The Pakistan Army swooped down on unarmed Bengalis on the night of Mar 25 in a brutal attempt to crush their struggle for freedom.
Codenamed ‘Operation Searchlight’, it carried out genocide in the early hours of that night in Dhaka. At least 7,000 Bengali were killed only in Dhaka.
Bangabandhu Sheikh Mujibur Rahman declared independence before being arrested by the Pakistani forces the same night.
Bengalis retaliated with spectacular resistance and fought for nine months of Liberation War to snatch the victory on Dec 16 when occupying Pakistani forces surrendered to the allied forces backed by India.
Besides the blackout, several organisations lit candles to remember the dark night.
The lights on the streets and buildings of Dhaka University were turned off during the commemoration. The lights of Government Titumir College in Mohakhali were also switched off.

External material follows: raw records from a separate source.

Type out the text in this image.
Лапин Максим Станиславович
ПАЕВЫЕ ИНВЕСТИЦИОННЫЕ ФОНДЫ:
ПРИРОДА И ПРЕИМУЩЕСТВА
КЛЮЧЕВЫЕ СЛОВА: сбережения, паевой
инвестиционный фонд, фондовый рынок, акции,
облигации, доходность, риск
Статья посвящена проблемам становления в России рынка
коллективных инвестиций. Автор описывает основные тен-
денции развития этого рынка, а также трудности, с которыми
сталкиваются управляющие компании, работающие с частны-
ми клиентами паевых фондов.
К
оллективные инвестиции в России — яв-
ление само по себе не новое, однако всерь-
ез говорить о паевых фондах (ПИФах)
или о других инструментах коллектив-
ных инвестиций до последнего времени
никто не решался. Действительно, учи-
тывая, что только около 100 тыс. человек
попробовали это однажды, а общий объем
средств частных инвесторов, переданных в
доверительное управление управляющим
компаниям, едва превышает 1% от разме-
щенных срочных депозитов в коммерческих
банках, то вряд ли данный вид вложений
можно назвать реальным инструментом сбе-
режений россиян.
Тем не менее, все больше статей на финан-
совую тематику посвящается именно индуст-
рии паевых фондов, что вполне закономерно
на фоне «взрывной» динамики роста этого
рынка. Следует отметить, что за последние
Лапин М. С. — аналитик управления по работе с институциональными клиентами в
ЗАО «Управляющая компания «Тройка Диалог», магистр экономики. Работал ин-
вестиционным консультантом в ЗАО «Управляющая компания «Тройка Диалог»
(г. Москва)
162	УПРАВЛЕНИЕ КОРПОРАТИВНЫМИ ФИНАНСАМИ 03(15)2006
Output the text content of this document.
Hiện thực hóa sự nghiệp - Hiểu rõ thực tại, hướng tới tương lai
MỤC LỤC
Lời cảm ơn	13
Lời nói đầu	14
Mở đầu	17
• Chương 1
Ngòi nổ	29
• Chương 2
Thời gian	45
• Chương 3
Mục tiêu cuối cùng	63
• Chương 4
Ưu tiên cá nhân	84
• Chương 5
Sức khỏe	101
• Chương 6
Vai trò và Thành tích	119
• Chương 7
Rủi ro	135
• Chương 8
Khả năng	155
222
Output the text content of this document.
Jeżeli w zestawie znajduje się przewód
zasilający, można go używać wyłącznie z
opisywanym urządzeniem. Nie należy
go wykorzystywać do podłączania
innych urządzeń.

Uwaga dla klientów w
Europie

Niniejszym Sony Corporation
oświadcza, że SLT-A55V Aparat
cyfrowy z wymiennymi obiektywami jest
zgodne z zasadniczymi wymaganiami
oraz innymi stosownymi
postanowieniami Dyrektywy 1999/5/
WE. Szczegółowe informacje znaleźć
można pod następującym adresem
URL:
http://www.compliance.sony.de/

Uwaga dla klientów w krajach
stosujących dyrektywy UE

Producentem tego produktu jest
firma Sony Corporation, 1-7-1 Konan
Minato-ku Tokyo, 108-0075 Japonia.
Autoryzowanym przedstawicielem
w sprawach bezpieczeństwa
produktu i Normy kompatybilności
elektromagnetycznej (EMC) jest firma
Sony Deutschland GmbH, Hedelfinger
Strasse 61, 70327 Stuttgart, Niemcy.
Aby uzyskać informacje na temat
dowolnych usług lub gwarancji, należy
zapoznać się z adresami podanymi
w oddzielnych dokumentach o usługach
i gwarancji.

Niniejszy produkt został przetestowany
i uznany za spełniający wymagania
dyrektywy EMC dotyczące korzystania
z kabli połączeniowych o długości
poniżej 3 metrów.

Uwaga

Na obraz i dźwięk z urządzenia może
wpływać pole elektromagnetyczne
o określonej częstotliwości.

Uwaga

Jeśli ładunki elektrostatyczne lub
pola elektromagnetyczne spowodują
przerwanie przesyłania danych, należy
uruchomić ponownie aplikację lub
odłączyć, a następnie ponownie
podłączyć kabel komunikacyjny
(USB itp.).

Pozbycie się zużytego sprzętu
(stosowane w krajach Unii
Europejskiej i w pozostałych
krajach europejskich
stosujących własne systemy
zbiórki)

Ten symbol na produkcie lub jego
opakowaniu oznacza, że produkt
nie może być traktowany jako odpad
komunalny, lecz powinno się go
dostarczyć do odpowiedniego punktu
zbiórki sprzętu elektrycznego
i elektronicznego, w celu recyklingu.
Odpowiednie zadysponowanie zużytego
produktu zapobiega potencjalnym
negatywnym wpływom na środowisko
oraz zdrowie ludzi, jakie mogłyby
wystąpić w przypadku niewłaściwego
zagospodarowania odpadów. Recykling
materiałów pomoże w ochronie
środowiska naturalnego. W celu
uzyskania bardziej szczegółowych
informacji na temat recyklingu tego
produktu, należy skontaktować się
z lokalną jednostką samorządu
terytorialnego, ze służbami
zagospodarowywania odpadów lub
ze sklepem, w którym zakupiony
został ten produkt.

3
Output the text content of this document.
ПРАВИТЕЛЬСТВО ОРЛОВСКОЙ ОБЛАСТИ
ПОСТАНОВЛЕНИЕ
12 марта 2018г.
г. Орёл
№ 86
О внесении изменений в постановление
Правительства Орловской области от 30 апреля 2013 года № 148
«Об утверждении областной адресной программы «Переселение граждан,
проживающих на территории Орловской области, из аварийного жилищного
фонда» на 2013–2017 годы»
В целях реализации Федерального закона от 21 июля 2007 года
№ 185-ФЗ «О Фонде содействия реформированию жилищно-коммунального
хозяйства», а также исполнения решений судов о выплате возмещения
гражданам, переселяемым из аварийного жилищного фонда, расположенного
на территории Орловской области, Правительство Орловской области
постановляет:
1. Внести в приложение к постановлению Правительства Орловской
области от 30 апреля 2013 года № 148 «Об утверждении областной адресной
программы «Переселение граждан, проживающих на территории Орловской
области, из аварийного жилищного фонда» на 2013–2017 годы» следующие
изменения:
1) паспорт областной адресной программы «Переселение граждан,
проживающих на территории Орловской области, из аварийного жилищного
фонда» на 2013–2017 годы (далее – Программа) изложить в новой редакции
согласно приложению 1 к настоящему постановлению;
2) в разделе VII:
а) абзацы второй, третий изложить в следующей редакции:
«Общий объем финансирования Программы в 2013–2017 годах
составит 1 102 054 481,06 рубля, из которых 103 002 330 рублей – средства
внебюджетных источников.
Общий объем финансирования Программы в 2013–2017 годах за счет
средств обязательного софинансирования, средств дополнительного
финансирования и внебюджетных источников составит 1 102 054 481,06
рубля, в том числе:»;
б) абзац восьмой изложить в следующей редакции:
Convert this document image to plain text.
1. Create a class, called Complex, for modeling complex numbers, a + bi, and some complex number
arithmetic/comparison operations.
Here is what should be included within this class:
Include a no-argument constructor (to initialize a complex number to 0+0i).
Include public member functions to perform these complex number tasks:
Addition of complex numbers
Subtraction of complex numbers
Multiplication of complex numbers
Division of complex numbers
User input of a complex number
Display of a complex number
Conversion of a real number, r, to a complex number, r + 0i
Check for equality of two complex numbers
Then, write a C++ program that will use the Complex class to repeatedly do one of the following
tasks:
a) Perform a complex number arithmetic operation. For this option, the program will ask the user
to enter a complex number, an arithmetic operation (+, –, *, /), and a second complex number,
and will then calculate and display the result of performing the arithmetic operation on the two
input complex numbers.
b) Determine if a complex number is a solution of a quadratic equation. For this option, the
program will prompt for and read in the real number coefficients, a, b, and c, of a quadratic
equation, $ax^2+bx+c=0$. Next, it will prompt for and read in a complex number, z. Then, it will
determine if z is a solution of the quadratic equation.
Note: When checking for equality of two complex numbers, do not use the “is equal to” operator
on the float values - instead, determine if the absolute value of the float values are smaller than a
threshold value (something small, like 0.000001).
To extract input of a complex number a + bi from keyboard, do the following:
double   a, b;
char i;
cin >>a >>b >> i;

At Agargaon, the government offices plunged into darkness, reports bdnews24.com.
A government statement said the whole of Bangladesh would go dark for one minute on Friday night in memory of those killed in the massacre of Mar 25, 1971.
It also instructed the authorities not to illuminate government, semi-government, autonomous and private buildings and installations.
Bangladesh has been demanding that the United Nations declare the day as the World Genocide Day as a mark of protest against the genocides carried out around the globe.
The United Nations, however, in September 2015, recognised Dec 9 as International Day of Commemoration and Dignity of the Victims of the Crime of Genocide and the Prevention of this Crime.
Dec 9 is the anniversary of the adoption of the 1948 Convention on the Prevention and Punishment of the Crime of Genocide or the ‘Genocide Convention’.
Bangladesh’s Parliament in 2017 passed a motion declaring Mar 25 as the National Genocide Day.
This year the day has come with added significance after US-based organisations Genocide Watch and Lemkin Institute for Genocide Prevention recently recognised the brutal slaughter of Bangladeshis by the Pakistani occupation forces in 1971 as genocide.